The kits are made of affordable and easily available materials. Instead of high-tech (and expensive) synthetic “skin,” the students use cut-up yoga mats and baking sheets. There are expired sutures donated by industry partners, along with sterilized needle drivers, suture scissors, and surgical pickups from the operating room — items that would have otherwise been thrown out. Students practice knot-tying on the wooden board and simulate vascular anastomosis (joining of blood vessels) with balloons. A simple cardboard tube from a paper towel roll and a modified cupcake baking sheet stands in for the aortic valve. The entire kit fits inside a portable 12-inch toolbox and costs only $20 to make in bulk.

The kits also include a QR code to the group’s website, globalsurgbox.com, where users can access video training modules for different skills.

“The students came up with so many new and improved innovations for the GlobalSurgBox, and they keep coming up with ideas for new materials and instructional videos,” said Lin, one of the group’s faculty advisors.

Although most of the attendees were first-year medical students, Lin said one of the best things about the kits is that it grows with students as they advance through their surgical education.

“I’ve been using them to teach many of my surgical residents,” she said. “We practice whenever we have a few minutes of downtime.”

Lauren Taylor, MD, teaches CU medical students Rabbia Imran and Brian Carter surgical skills using the GlobalSurgBox.

Some of those same residents were at the event, along with a few fellows. Lauren Taylor, MD, a cardiothoracic fellow, spent the evening teaching a group of three students both the basic two-handed square knot, as well as the more advanced one-handed square knot.

“I think the kits are great,” Taylor said. “Everyone I worked with tonight made considerable progress.
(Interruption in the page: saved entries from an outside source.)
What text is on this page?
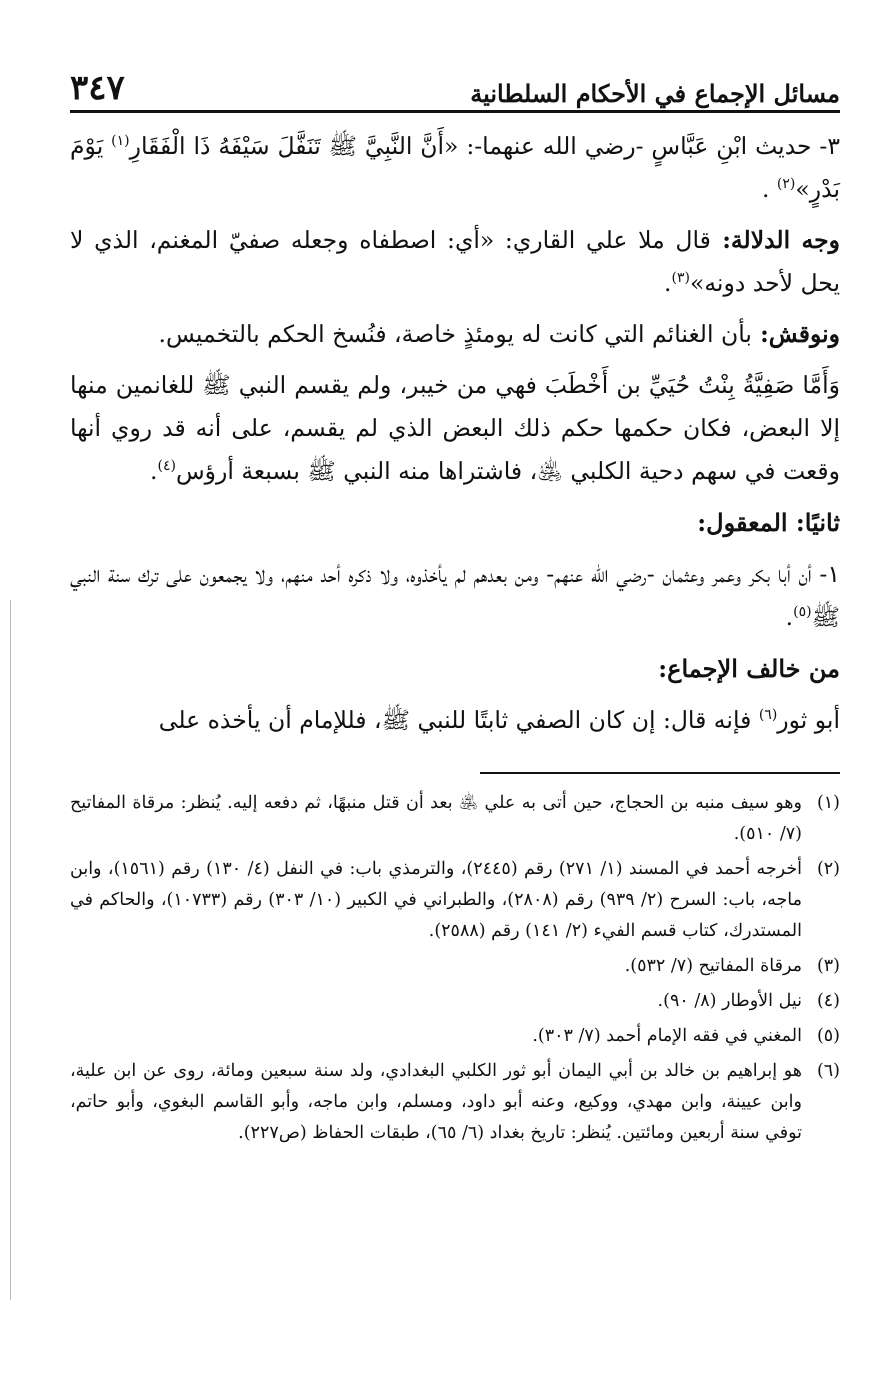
مسائل الإجماع في الأحكام السلطانية
٣٤٧

٣- حديث ابْنِ عَبَّاسٍ -رضي الله عنهما-: «أَنَّ النَّبِيَّ ﷺ تَنَفَّلَ سَيْفَهُ ذَا الْفَقَارِ$^{(١)}$ يَوْمَ بَدْرٍ»$^{(٢)}$ .

وجه الدلالة: قال ملا علي القاري: «أي: اصطفاه وجعله صفيّ المغنم، الذي لا يحل لأحد دونه»$^{(٣)}$.

ونوقش: بأن الغنائم التي كانت له يومئذٍ خاصة، فنُسخ الحكم بالتخميس.

وَأَمَّا صَفِيَّةُ بِنْتُ حُيَيِّ بن أَخْطَبَ فهي من خيبر، ولم يقسم النبي ﷺ للغانمين منها إلا البعض، فكان حكمها حكم ذلك البعض الذي لم يقسم، على أنه قد روي أنها وقعت في سهم دحية الكلبي ﵁، فاشتراها منه النبي ﷺ بسبعة أرؤس$^{(٤)}$.

ثانيًا: المعقول:

١- أن أبا بكر وعمر وعثمان -رضي الله عنهم- ومن بعدهم لم يأخذوه، ولا ذكره أحد منهم، ولا يجمعون على ترك سنة النبي ﷺ$^{(٥)}$.

من خالف الإجماع:

أبو ثور$^{(٦)}$ فإنه قال: إن كان الصفي ثابتًا للنبي ﷺ، فللإمام أن يأخذه على

(١)
وهو سيف منبه بن الحجاج، حين أتى به علي ﵁ بعد أن قتل منبهًا، ثم دفعه إليه. يُنظر: مرقاة المفاتيح (٧/ ٥١٠).
(٢)
أخرجه أحمد في المسند (١/ ٢٧١) رقم (٢٤٤٥)، والترمذي باب: في النفل (٤/ ١٣٠) رقم (١٥٦١)، وابن ماجه، باب: السرح (٢/ ٩٣٩) رقم (٢٨٠٨)، والطبراني في الكبير (١٠/ ٣٠٣) رقم (١٠٧٣٣)، والحاكم في المستدرك، كتاب قسم الفيء (٢/ ١٤١) رقم (٢٥٨٨).
(٣)
مرقاة المفاتيح (٧/ ٥٣٢).
(٤)
نيل الأوطار (٨/ ٩٠).
(٥)
المغني في فقه الإمام أحمد (٧/ ٣٠٣).
(٦)
هو إبراهيم بن خالد بن أبي اليمان أبو ثور الكلبي البغدادي، ولد سنة سبعين ومائة، روى عن ابن علية، وابن عيينة، وابن مهدي، ووكيع، وعنه أبو داود، ومسلم، وابن ماجه، وأبو القاسم البغوي، وأبو حاتم، توفي سنة أربعين ومائتين. يُنظر: تاريخ بغداد (٦/ ٦٥)، طبقات الحفاظ (ص٢٢٧).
It’s really helpful to have that hands-on experience instead of just trying to learn from diagrams in a book.”

“It’s 3D thinking!” chimed in Rabbia Imran, one of the medical students and the CU GSSA’s clinical/research liaison, as she practiced her knots.

“Make one locally, give one globally”

Derrick Murcia, a third-year medical student, said he came to the event because he wants to learn how to suture before he starts his surgical rotation and because he’s interested in GSSA’s work around addressing global surgical disparities.

For each surgical kit made for a surgical trainee here in the U.S., another one will be donated to partners in other countries.

“Unfortunately, in low- and middle-income countries, access and affordability often prevent students and residents from getting other commercial surgical simulators,” Smith explained. “We are planning to make the GlobalSurgBox available to them by implementing a ‘make one locally, give one globally’ approach.”

Lin pointed out that the kits won’t just benefit surgical trainees. “In rural areas of many low- and middle-income countries, specialized surgeons are often lacking, and general practitioners are often the people performing surgeries for lacerations, hernias, even C-sections,” she said.

The first set of 50 kits were donated by Jay Pal, MD, PhD, an associate professor of cardiothoracic surgery and another of the CU GSSA’s faculty advisors. But Smith says the group has already secured funding to make more kits next semester for both CU medical students and donations abroad. The general surgery residency program at CU has also provided eight kits for all research residents returning to their clinical rotations and donated another eight kits for trainees in low-resource settings.

Lin will deliver and demo the first batch of kits for donation during a trip to Kenya to work on other medical projects this month, and another group of CU medical students with Team HEART (a non-profit medical organization focused on bringing sustainable cardiac care to Rwanda) will deliver a second batch to Rwanda in July. Both groups will solicit feedback from trainees on how the kits might be modified to better serve doctors and patients in those areas.

“A lot of public and global health focuses on infectious disease and primary care,” said Brian Carter, a first-year medical student and the co-president of the CU GSSA chapter. “So, surgical aid often falls short. We’re hoping low-cost, portable options like this kit can help meet some of those rudimentary needs.”